9. How the Bank of England cooked its forecasts - David G Blanchflower has written a startling opinion piece at Bloomberg detailing how the Bank of England governor Mervyn King used to massage the bank's economic forecasts.
Estimates have a tendency to whizz around all over the place in the face of small changes in assumptions, data used and time period covered. And errors can be huge, especially at turning points, so carefully considered judgment matters. Economic forecasts can be massaged, so independence is vital.
During my time on the Bank of England’s Monetary Policy Committee, which makes quarterly economic prognoses, Governor Mervyn King controlled the hiring and firing of the forecast team, who did his bidding.

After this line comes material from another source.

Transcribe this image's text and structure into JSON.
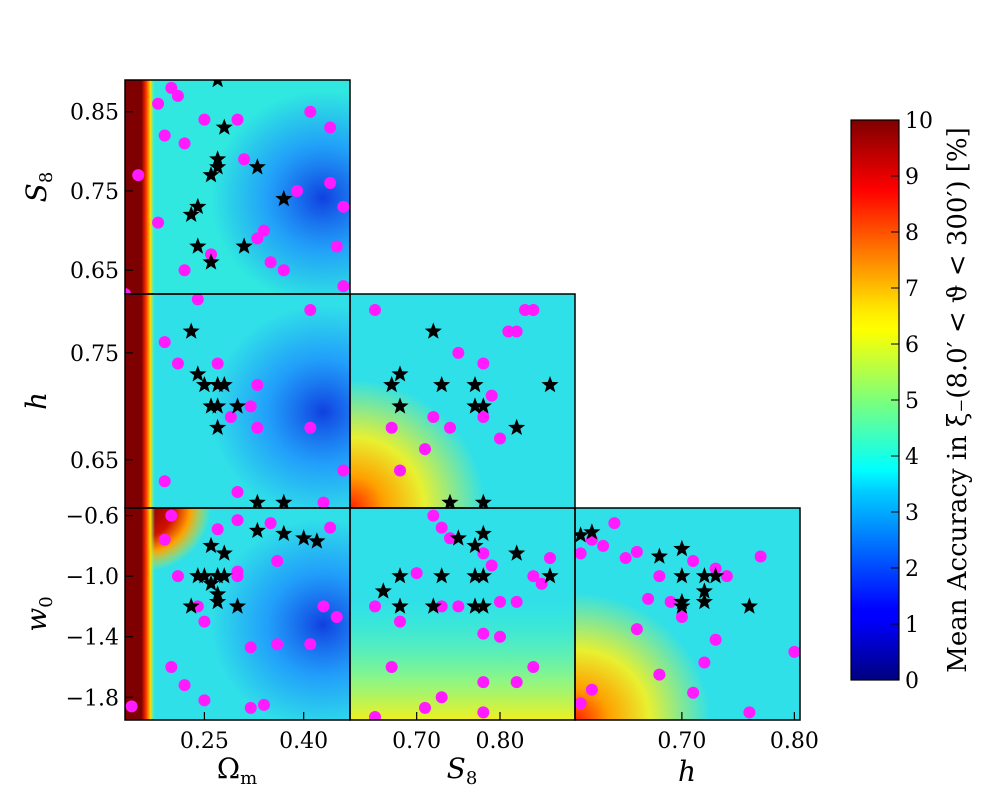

They had to produce a result that was consistent with King’s views, or else they would be history. A patchwork of arbitrary fixes and prejudices frequently drive forecasts, which for the uninitiated are hard to see. King always emphasized the importance of top-down judgments, which means you can just make stuff up as you go along.
Worryingly, this was often only loosely based on the workings of the real world. Such glorified guesswork operated reasonably well during the boom years, but failed miserably when the recession hit. To put it bluntly, it isn’t that hard to manipulate a forecast. I have seen it done.